VPNs work by sending internet traffic through servers in other countries. This hides a user’s real location and lets them bypass national internet blocks.
Durov said the Iranian government had hoped its ban would push people toward state-approved messaging apps, ones the government can monitor. Instead, it pushed people toward privacy tools.
He put the number of VPN users in Iran at around 50 million. In Russia, he said the same tools are being used by more than 50 million people.
Iran’s situation has become more extreme since January 2026, when the government imposed a nationwide internet blackout. The blackout is connected to the ongoing conflict involving Israel, the United States, and Iran, and it remains in effect.
Despite the blackout, some residents are still getting online. One method is Starlink, the satellite internet service from SpaceX. Iran has banned Starlink too, but people are still using it.

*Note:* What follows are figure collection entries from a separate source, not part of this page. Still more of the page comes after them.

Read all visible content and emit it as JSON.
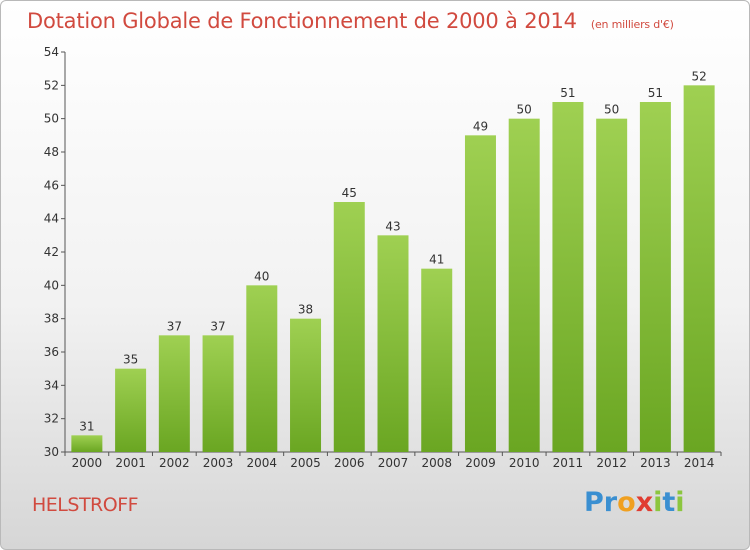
{
  "header": {
    "title": "Dotation Globale de Fonctionnement de 2000 à 2014",
    "unit": "(en milliers d'€)"
  },
  "footer": {
    "commune": "HELSTROFF",
    "logo_letters": [
      {
        "ch": "P",
        "color": "#3a8fd1"
      },
      {
        "ch": "r",
        "color": "#3a8fd1"
      },
      {
        "ch": "o",
        "color": "#f0a020"
      },
      {
        "ch": "x",
        "color": "#e03c31"
      },
      {
        "ch": "i",
        "color": "#8cc63f"
      },
      {
        "ch": "t",
        "color": "#3a8fd1"
      },
      {
        "ch": "i",
        "color": "#8cc63f"
      }
    ]
  },
  "chart_data": {
    "type": "bar",
    "title": "Dotation Globale de Fonctionnement de 2000 à 2014",
    "categories": [
      "2000",
      "2001",
      "2002",
      "2003",
      "2004",
      "2005",
      "2006",
      "2007",
      "2008",
      "2009",
      "2010",
      "2011",
      "2012",
      "2013",
      "2014"
    ],
    "values": [
      31,
      35,
      37,
      37,
      40,
      38,
      45,
      43,
      41,
      49,
      50,
      51,
      50,
      51,
      52
    ],
    "ylim": [
      30,
      54
    ],
    "yticks": [
      30,
      32,
      34,
      36,
      38,
      40,
      42,
      44,
      46,
      48,
      50,
      52,
      54
    ],
    "grid": false,
    "colors": {
      "bar_top": "#9fd052",
      "bar_bottom": "#6aa622",
      "axis": "#555555"
    }
  }
}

Another tool is BitChat, an app that does not use the internet at all. It creates a mesh network using Bluetooth signals between nearby devices. Each phone acts as a relay, passing messages along to other phones running the app within range.

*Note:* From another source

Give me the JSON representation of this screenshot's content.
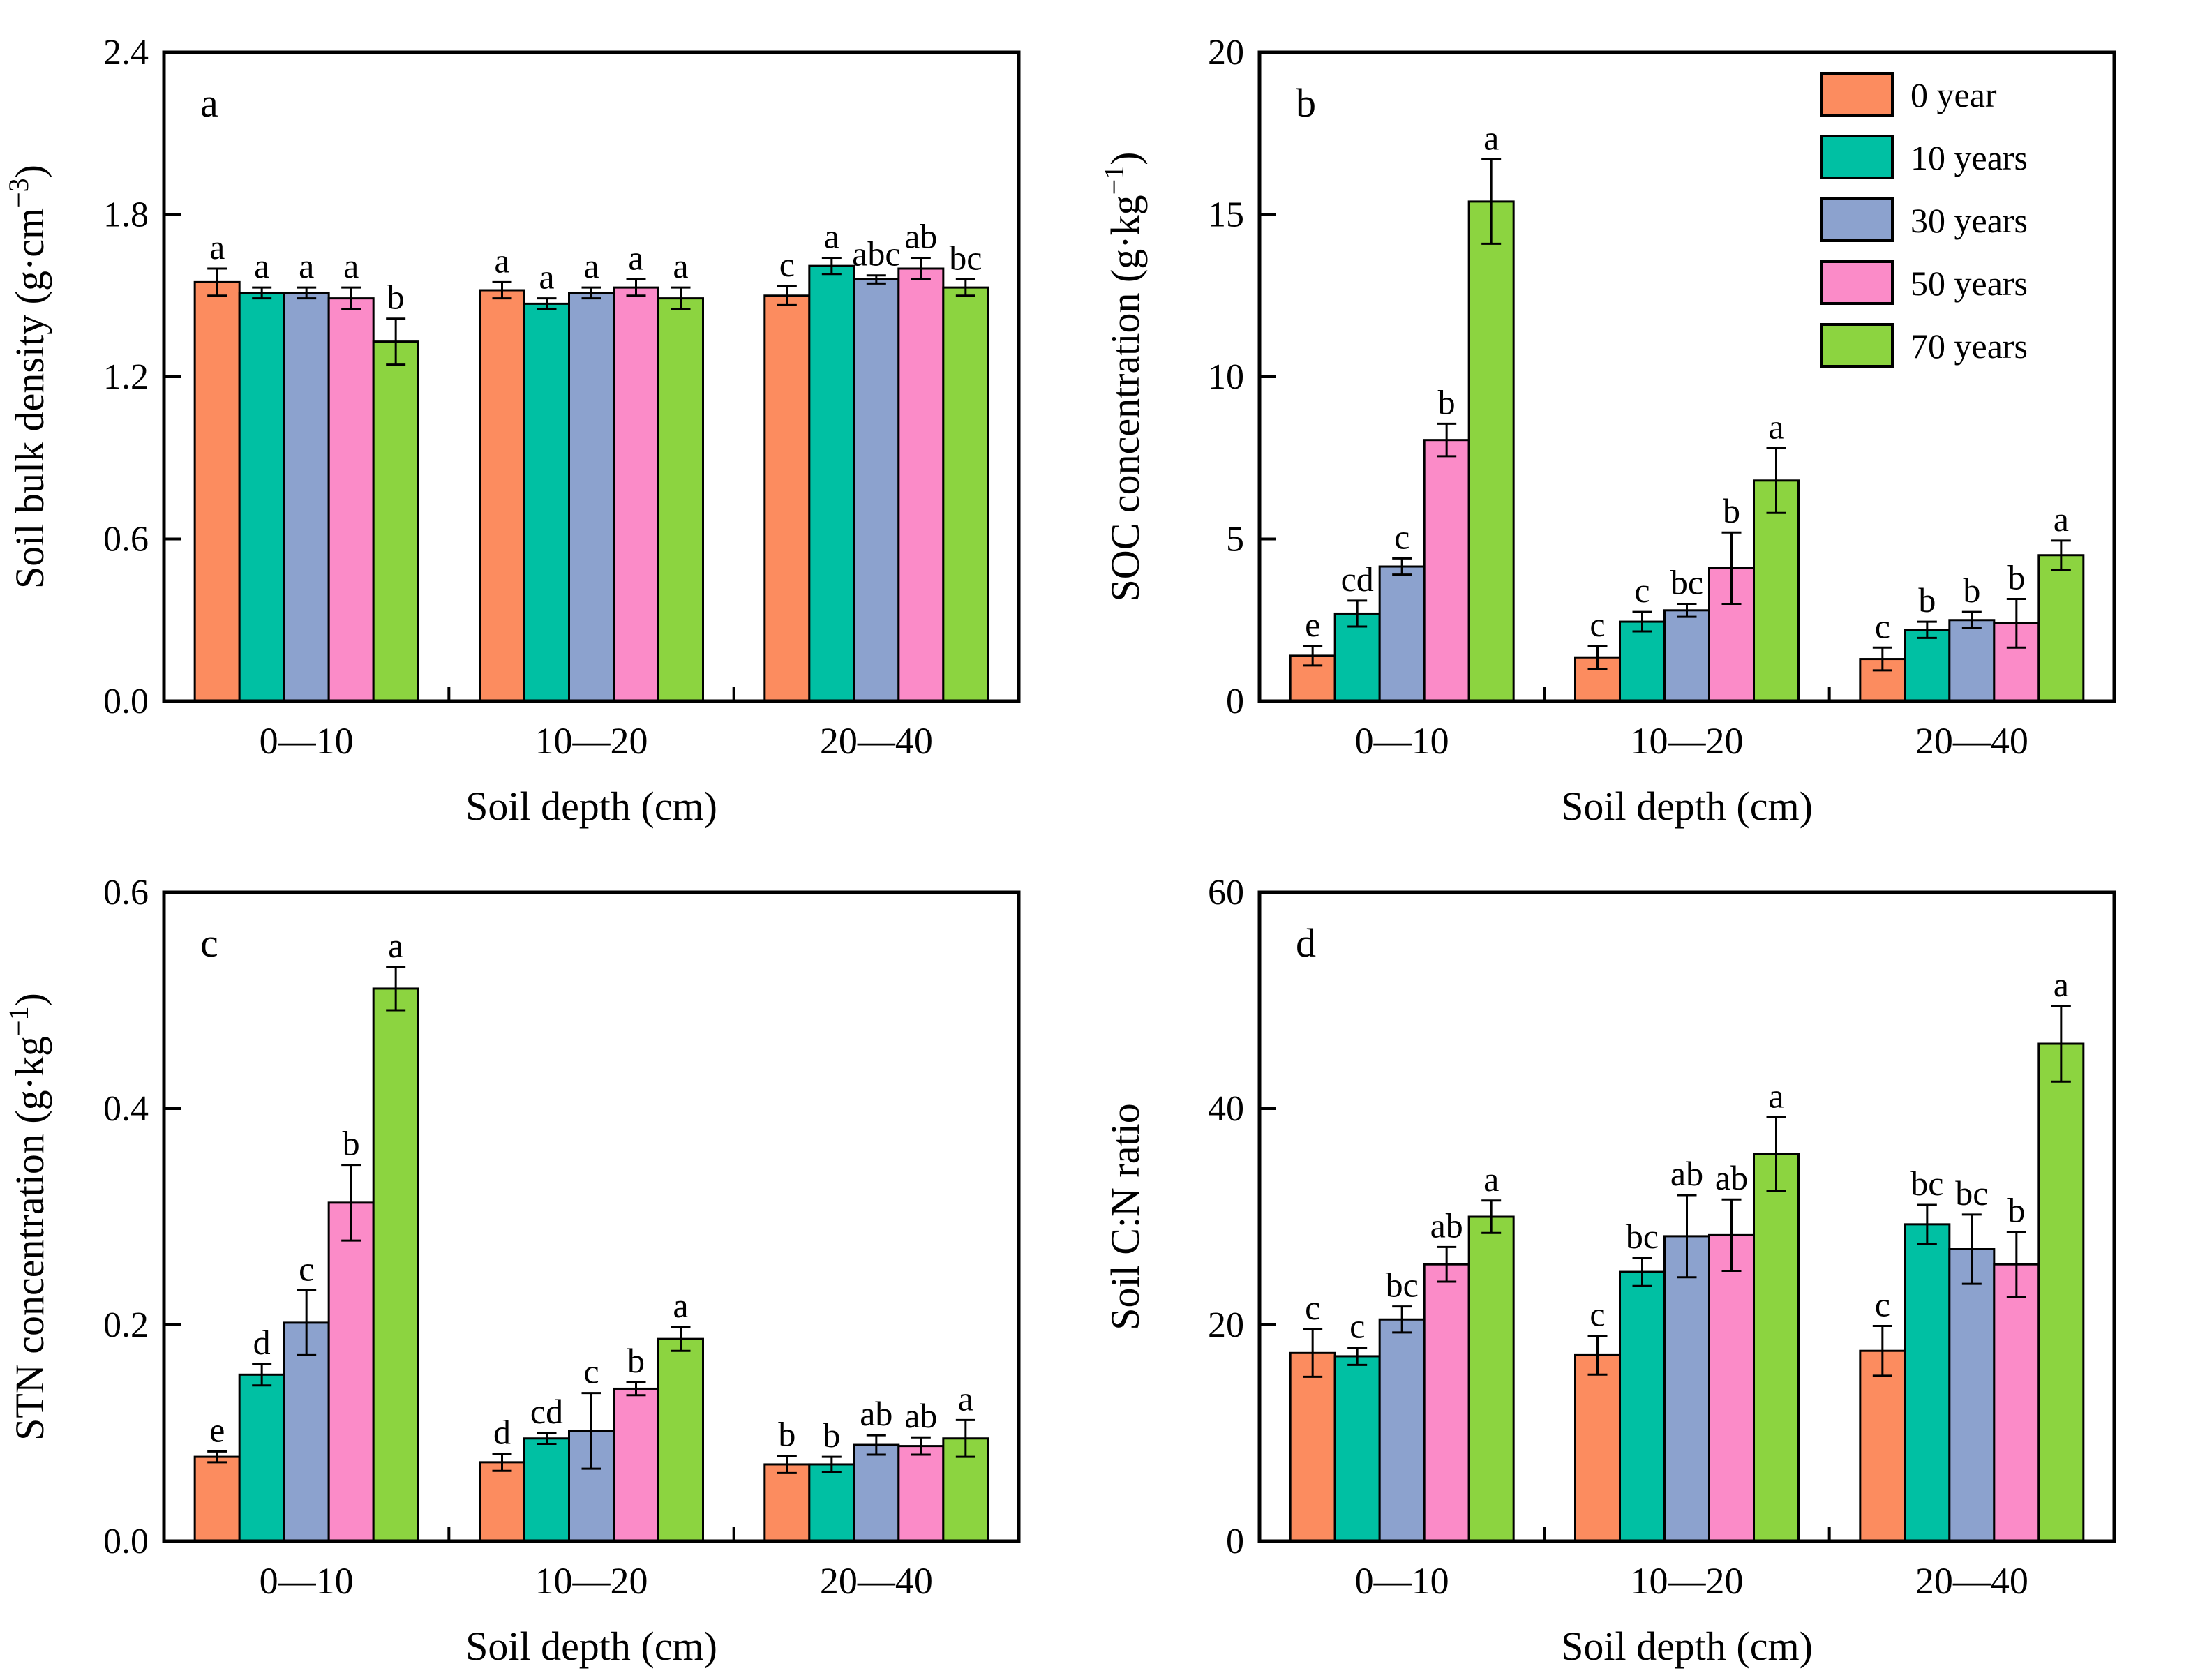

This means BitChat can work even when both the internet and satellite connections are blocked.
BitChat has come up before in situations where governments have shut down the internet.
In September 2025, Nepal banned social media during a period of protests. That week, BitChat was downloaded over 48,000 times in Nepal. The government of Nepal was removed from power by protesters that same month.
A similar spike in BitChat downloads was recorded in Madagascar during protests around the same time.
Durov framed the broader trend as a form of digital resistance, referencing what he called “50 million members of the digital resistance in Iran.”
The Iranian government’s internet blackout, which began in January 2026, is still ongoing as of the time of Durov’s post on Friday.